00:12:13.480 Let's transition to the topic of language—the technique that specifically handles linguistic tasks. Consider word representation where we create a chart to categorize words based on their attributes, like cuteness and speed.
00:12:55.560 As we organize words in this multi-dimensional space—like a cute but slow sloth versus a fast but less cute airplane—we can establish coordinates that conceptualize words as numerical arrays known as word embeddings. This idea is powerful because it helps us perceive how meaning is defined in relation to multiple attributes.
00:14:18.160 When generating text—such as utilizing Charles Darwin's 'On the Origin of Species'—we can train the neural network with sequences of words, masked at certain junctures, to let the network predict missing words. This provides abundant training material without needing specific examples, as we can slide our window to garner numerous instances of word pairings.
00:15:35.560 However, predicting the next word can be intricate, as it’s hard for the model to ascertain the possibilities. Even with extensive vocabulary, it may struggle to suggest the right word accurately. An important part of this process involves an embedding matrix that represents the vocabulary, where each row symbolizes a word's embedding in a high-dimensional space.
00:16:54.439 As we train this model, we continually adjust the embeddings while refining the neural network’s predictions. Over time, we expect similar context words to share similar embeddings. Such a training structure allows us to leverage the language model's capacities without explicitly defining word meanings.
00:18:11.800 Eventually, we observe the emergence of patterns within the matrix as certain semantics thread through the word embeddings, anchoring relationships like those between 'man,' 'woman,' 'boy,' and 'girl' visually.
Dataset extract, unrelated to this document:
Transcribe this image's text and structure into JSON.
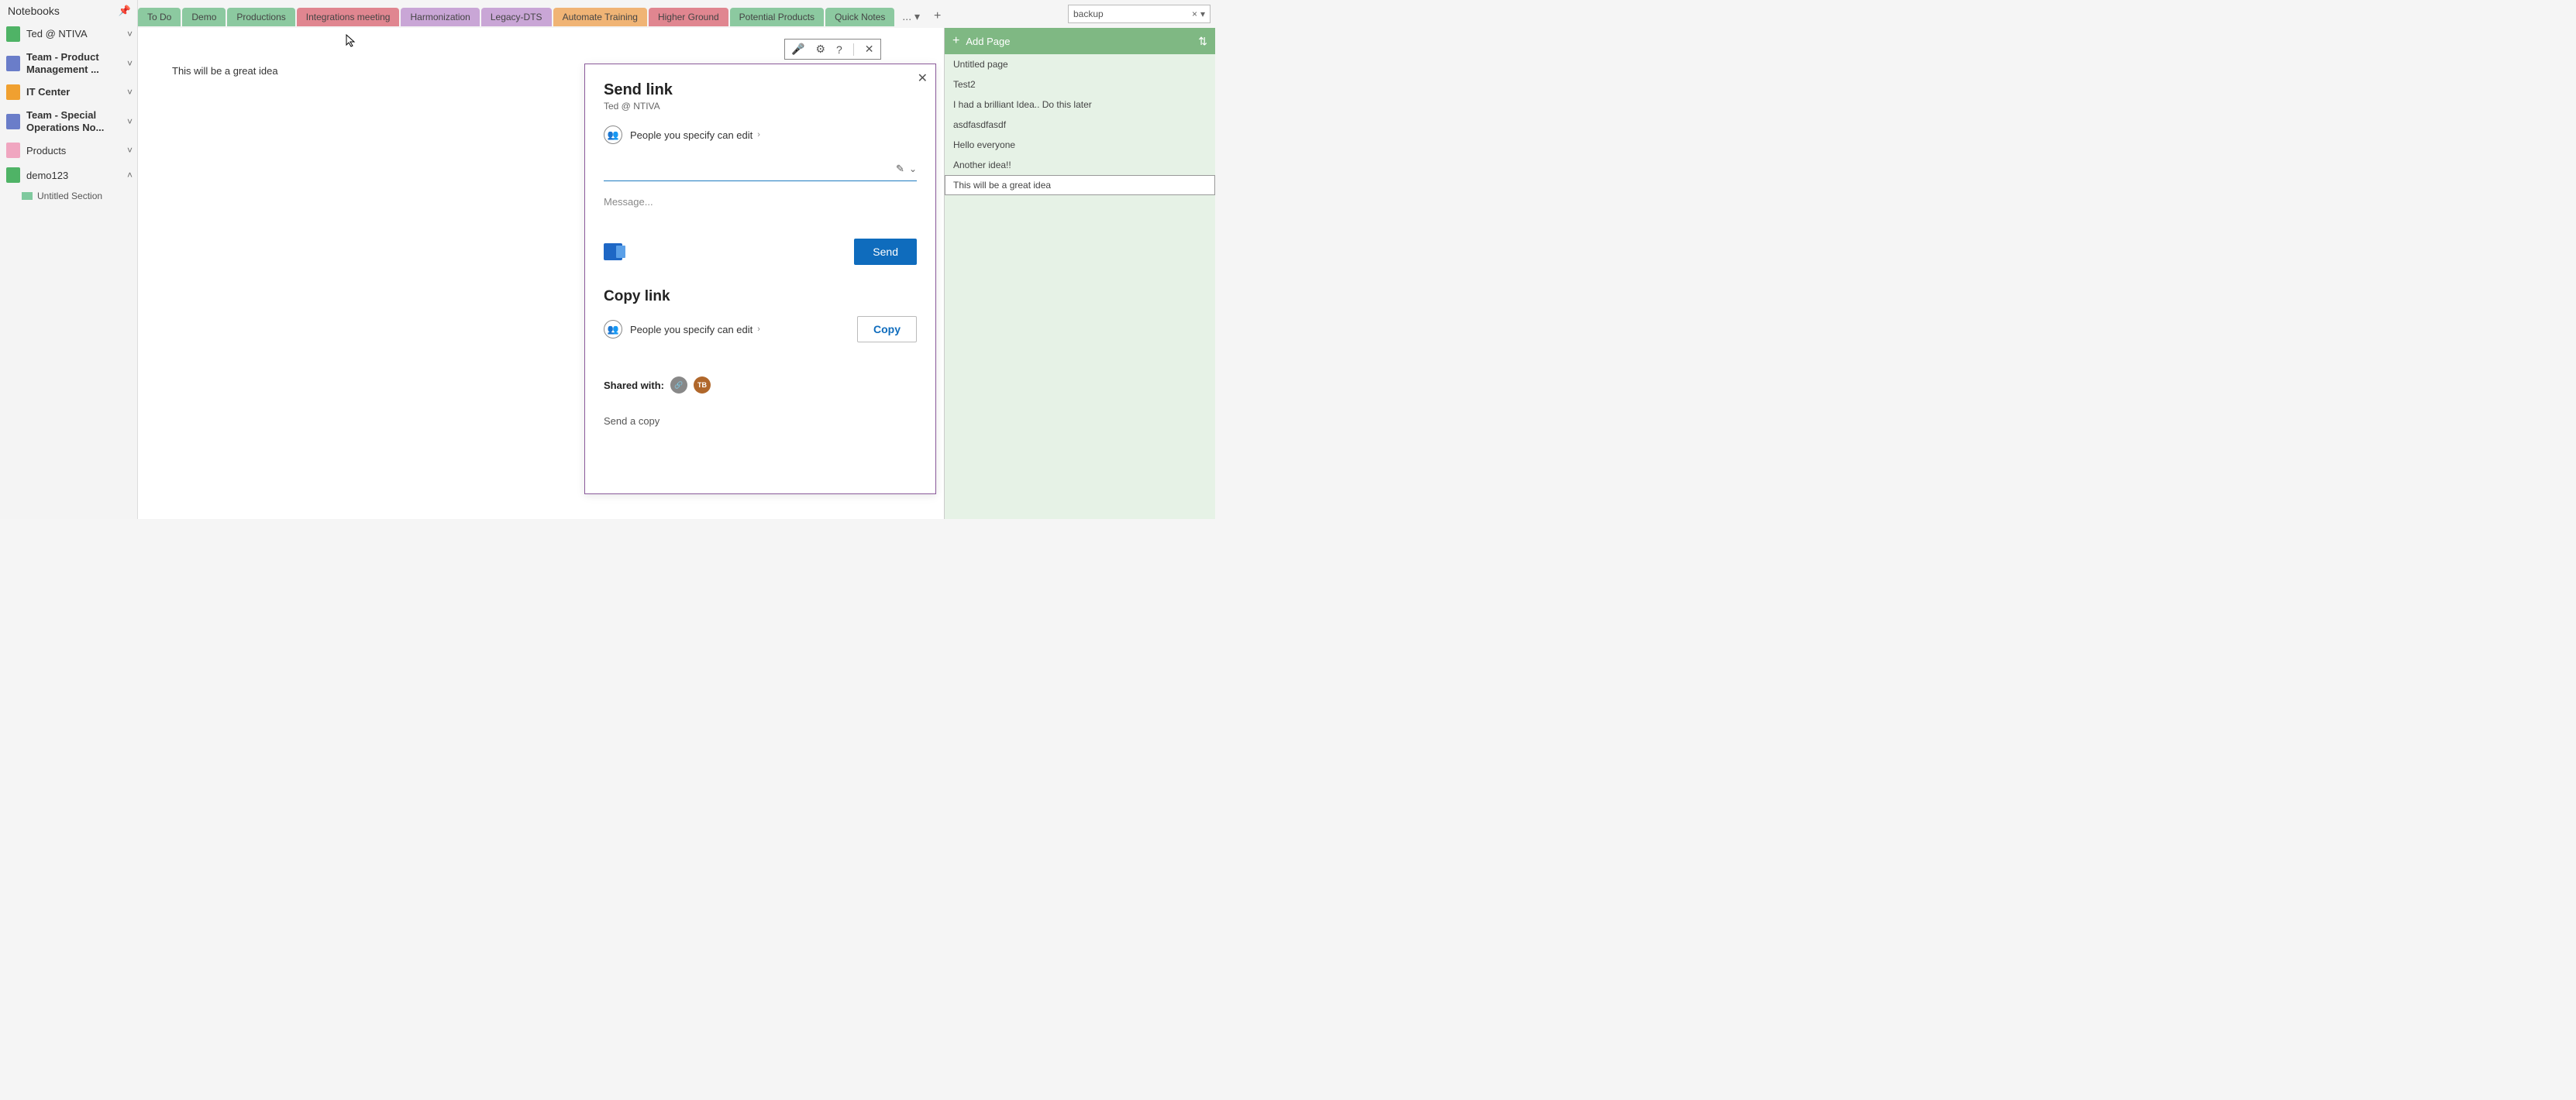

This illustrates how geometry plays into representational learning, revealing correlations without direct instruction.
00:19:39.839 Now that we’ve discussed individual words, we must emphasize that the true challenge comes with sentences. Understanding sentences mandates discerning their hierarchical structure and implicit meanings, resulting in nuanced interpretations. To address this, neural networks develop a framework to ascertain the interrelations between words in context.
00:20:41.440 They utilize structures like queries, keys, and values in what's called ‘attention mechanisms’ to sift through sentence elements. These attention heads help identify the significance of words conditional on underlying queries, which may encompass numerous layers of syntactical and contextual analyses.
00:21:40.320 As immersed sentences are processed through multiple attention heads, it becomes possible to distill down ideas and relationships, allowing models to capture intricate connections present in natural language.
00:22:30.960 From there, we structure the architecture of GPT, utilizing these operations on word embeddings and passing them through attention mechanisms layered atop conventional neural network architectures. This culminates into a system capable of generating text by predicting the next word given a context of greater length, refining its processes as nuanced feedback reveals potential errors.
00:23:44.000 Ultimately, we achieve a machine that excels in generating text by understanding the context and predictively offering words, forming coherent sentences as they evolve through the interaction. The cycle continues, generating the new context invariably enhancing the model’s output.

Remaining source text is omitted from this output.